The Witchery of Archery, written by Maurice Thompson in 1878, was the first book in English about hunting with a bow ever published. Its full title is The Witchery of Archery: A Complete Manual of Archery. With Many Chapters of Adventures by Field and Flood, and an Appendix Containing Practical Directions for the Manufacture and Use of Archery Implements. It was the first important book about archery written in English since Toxophilus, which was written in 1545. It was said that Witchery "...has as much effect on archery as Uncle Tom's Cabin had on the Civil War.

==Background==
When Thompson wrote The Witchery of Archery, he filled it with various stories, many of which were humorous. However, it also gave practical advice on the sport, such as the manufacturing of archery paraphernalia and how to use the equipment while hunting.

The Witchery of Archery was accredited for returning the sport of archery to public interest. Some of this was due to rifles bringing back bad memories of the American Civil War.
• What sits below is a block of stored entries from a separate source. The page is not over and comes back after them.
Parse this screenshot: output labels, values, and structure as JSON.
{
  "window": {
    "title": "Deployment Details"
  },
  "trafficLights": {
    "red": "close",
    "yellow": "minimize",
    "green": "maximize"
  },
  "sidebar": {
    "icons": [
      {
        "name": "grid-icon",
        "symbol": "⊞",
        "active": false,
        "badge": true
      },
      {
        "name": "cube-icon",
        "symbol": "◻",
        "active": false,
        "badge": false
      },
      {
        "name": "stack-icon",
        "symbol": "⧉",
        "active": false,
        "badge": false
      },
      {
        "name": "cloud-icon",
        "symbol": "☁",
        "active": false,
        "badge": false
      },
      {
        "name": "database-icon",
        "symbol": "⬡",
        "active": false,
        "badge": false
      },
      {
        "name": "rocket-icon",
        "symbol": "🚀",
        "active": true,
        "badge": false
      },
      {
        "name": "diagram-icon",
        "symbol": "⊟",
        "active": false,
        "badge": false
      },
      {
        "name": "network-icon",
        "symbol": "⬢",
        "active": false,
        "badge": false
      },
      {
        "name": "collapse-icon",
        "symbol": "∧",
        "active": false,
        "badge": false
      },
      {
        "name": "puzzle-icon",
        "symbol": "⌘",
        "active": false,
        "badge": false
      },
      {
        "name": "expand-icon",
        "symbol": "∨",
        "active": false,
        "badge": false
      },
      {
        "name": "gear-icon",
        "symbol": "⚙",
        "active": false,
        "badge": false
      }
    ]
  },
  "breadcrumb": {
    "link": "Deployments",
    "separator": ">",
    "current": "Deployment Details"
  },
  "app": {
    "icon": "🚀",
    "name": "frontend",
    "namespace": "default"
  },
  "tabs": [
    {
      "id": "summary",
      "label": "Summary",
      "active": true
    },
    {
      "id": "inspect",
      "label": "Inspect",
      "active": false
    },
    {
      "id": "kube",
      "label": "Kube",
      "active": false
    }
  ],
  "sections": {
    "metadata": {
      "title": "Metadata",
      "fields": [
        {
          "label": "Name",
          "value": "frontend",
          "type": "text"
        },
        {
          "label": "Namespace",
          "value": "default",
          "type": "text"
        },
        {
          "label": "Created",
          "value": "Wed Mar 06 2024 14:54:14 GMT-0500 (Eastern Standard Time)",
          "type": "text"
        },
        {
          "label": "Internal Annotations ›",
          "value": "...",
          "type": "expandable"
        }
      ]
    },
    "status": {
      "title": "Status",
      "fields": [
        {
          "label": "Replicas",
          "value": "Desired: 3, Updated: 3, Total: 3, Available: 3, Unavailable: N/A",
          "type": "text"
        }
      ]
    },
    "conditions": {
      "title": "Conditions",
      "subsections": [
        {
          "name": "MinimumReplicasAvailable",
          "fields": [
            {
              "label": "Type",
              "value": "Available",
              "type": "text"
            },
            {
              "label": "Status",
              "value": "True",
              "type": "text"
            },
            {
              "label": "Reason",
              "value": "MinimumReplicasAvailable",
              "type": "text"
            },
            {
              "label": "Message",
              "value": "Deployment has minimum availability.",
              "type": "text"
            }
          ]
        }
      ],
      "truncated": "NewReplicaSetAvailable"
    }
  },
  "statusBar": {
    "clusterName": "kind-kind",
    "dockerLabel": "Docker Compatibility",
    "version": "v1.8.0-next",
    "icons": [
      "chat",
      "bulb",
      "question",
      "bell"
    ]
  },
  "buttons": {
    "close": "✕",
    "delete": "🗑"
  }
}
However, the revival also served some larger, pragmatic purpose: ex-Confederate soldiers were not allowed guns, but needed hunting to survive; archery became a convenient substitution. In addition, the late 1800s saw the last of the American Indian Wars, thus romanticizing the Native Americans and their cultures, which, in most accounts, included expert archery. In 1880, with the book less than two years old, patents relating to archery items greatly increased. More than any other book, The Witchery of Archery led to the increased interest in archery for the next half-century.

A year after The Witchery of Archery was published, Thompson was selected as the first president of the National Archery Association, largely due to the book.

A writer of several books, Thompson seemed to show little pride in writing The Witchery of Archery. On the title pages of his various works, he would list several titles he authored, but never did he list '"The Witchery of Archery.